Its job is to tell the charger what input voltage range it should expect.
| Source | Switch Setting |
|---|---|
| Wall outlet | 120V |
| EV station | 240V |
This switch does not increase charger output. It allows the charger to safely operate on the correct AC input.
Charging Safety Notes
Charging safety comes down to connector limits, charger settings, and continuous load.
- Do not run more than three 80V 10A chargers on one J1772 adapter
- 20A chargers should never be set to 20A on 5-15 adapters
- 20A chargers may be used on 5-20 connectors only if limited to 16A continuous
A charger pulling from the wrong connector or set too high for the circuit can overheat plugs, adapters, or wiring.
Charger Power Example
Charging power makes more sense when AC input and DC battery output are separated.
| Parameter | Typical Value |
|---|---|
| AC Input | 208–240V |
| AC Current | 4–6A |
| DC Battery Voltage | 66–92V |
| DC Charging Current | ~10A |
Example:
240V × 5A ≈ 1200W input power
90V × 10A ≈ 900W battery power
The difference is normal conversion loss and charger heat.
This is why charger input current does not match battery charging current directly.
Common Charging Mistakes
Most charging problems come from a few repeat mistakes.
- Using a charger that does not support the available input voltage
- Using a charger that reaches full voltage but does not properly balance the battery
- Assuming a J1772 adapter converts voltage
- Treating connector shape as proof of compatibility
- Setting charger current too high for the adapter or circuit
- Charging batteries outside the correct temperature range
A good charging setup is usually simple. The important part is that every part of the chain matches the actual power source.

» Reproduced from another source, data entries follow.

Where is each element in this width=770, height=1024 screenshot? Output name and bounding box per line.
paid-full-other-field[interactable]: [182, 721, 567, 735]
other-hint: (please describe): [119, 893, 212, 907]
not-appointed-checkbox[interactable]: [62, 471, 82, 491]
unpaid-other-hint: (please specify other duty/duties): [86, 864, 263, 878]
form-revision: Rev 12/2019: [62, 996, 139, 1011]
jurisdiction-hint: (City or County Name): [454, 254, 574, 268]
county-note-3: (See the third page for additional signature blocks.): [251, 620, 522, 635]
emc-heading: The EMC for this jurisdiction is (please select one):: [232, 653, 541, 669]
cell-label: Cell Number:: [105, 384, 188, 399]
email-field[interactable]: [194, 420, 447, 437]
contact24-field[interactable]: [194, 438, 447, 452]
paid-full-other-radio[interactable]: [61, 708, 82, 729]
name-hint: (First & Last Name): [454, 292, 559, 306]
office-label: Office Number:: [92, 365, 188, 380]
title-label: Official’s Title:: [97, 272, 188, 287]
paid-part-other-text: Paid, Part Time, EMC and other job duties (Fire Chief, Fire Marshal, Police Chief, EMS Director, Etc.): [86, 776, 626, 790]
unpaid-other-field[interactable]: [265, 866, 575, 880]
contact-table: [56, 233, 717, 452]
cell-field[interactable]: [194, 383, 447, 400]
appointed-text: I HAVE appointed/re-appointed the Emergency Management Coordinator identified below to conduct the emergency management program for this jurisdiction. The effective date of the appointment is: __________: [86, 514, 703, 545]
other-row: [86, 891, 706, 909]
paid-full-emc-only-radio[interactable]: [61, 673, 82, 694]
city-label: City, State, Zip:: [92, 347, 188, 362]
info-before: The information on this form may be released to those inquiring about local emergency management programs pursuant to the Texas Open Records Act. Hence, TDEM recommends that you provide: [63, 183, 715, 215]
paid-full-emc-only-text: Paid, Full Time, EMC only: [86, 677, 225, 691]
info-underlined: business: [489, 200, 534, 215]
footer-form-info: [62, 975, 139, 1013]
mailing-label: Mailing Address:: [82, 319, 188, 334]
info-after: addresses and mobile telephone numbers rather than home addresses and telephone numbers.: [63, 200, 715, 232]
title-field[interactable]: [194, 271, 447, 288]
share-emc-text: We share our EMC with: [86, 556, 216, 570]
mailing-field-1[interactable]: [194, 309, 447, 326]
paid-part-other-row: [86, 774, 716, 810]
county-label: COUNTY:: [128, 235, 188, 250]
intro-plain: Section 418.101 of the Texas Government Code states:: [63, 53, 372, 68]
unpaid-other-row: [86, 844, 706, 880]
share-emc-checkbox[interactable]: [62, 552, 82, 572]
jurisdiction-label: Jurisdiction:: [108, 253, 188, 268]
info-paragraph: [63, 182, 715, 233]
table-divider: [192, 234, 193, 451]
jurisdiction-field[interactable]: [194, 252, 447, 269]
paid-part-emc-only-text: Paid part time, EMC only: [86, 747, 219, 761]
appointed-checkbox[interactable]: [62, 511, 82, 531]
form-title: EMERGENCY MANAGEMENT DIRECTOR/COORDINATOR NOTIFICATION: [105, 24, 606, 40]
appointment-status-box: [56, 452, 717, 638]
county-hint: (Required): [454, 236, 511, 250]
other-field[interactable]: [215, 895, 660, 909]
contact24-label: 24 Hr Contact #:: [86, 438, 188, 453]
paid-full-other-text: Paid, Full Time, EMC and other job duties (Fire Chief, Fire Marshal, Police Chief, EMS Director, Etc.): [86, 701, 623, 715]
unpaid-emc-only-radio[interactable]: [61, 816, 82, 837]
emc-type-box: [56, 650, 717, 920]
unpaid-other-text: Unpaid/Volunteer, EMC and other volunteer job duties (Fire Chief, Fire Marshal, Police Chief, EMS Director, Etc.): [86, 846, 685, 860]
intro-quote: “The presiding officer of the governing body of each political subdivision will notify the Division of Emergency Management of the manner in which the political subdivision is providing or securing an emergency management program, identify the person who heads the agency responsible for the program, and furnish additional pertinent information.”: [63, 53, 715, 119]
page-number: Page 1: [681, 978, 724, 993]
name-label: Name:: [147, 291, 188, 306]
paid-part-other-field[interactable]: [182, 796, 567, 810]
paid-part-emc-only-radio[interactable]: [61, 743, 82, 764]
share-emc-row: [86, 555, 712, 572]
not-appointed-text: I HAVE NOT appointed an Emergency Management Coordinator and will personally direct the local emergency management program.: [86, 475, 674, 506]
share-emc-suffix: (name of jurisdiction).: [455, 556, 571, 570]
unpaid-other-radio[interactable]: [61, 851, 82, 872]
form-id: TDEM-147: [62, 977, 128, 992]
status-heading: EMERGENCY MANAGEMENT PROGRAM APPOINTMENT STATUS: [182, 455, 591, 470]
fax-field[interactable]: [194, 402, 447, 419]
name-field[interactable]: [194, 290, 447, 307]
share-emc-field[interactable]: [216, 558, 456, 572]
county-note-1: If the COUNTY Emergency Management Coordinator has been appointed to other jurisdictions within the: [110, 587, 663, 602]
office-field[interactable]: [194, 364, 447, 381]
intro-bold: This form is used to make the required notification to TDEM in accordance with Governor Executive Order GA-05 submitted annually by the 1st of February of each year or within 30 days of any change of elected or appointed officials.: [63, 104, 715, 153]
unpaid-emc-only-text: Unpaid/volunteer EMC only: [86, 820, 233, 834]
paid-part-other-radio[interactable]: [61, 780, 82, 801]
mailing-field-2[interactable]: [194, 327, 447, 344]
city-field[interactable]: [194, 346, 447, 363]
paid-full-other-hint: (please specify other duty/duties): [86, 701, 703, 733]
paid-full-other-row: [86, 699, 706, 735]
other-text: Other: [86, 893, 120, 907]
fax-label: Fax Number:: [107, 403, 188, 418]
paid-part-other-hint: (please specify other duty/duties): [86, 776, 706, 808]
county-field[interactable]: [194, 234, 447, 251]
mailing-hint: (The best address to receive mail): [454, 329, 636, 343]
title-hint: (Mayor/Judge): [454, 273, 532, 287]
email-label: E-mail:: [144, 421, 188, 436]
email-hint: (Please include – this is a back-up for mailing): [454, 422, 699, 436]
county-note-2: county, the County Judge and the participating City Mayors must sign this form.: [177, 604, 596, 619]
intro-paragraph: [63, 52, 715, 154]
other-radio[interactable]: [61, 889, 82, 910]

Choosing The Right Charging Setup
The best charging setup depends on the bike and where it is charged most often.
| Situation | Best Setup |
|---|---|
| Everyday home charging | Stock charger and good wall outlet |
| 80V public EV charging | 80V charger with correct voltage switch and J1772 adapter |
| 72V public EV charging | Variable charger that supports 208–240V input |
| Mixed locations | Charger that supports both 120V and 240V input |
| 23Ah battery balancing issues | Use ONYX 5A or Grin Tech charger |
For most owners, the easiest answer is still home charging. EV charging is useful, but only when the charger is actually compatible.
Bottom Line
ONYX charging is easy once the charger, outlet, and current limits are understood clearly.
The most important difference is that stock 72V chargers are 120V-only, while 80V chargers can work with 240V input when configured correctly. Public EV charging can be useful, but a J1772 adapter does not convert power and cannot fix an incompatible charger.
Match the charger to the bike, match the charger to the power source, and keep charging temperatures in the safe range.
For 23Ah batteries, charger behavior is as important as charger compatibility.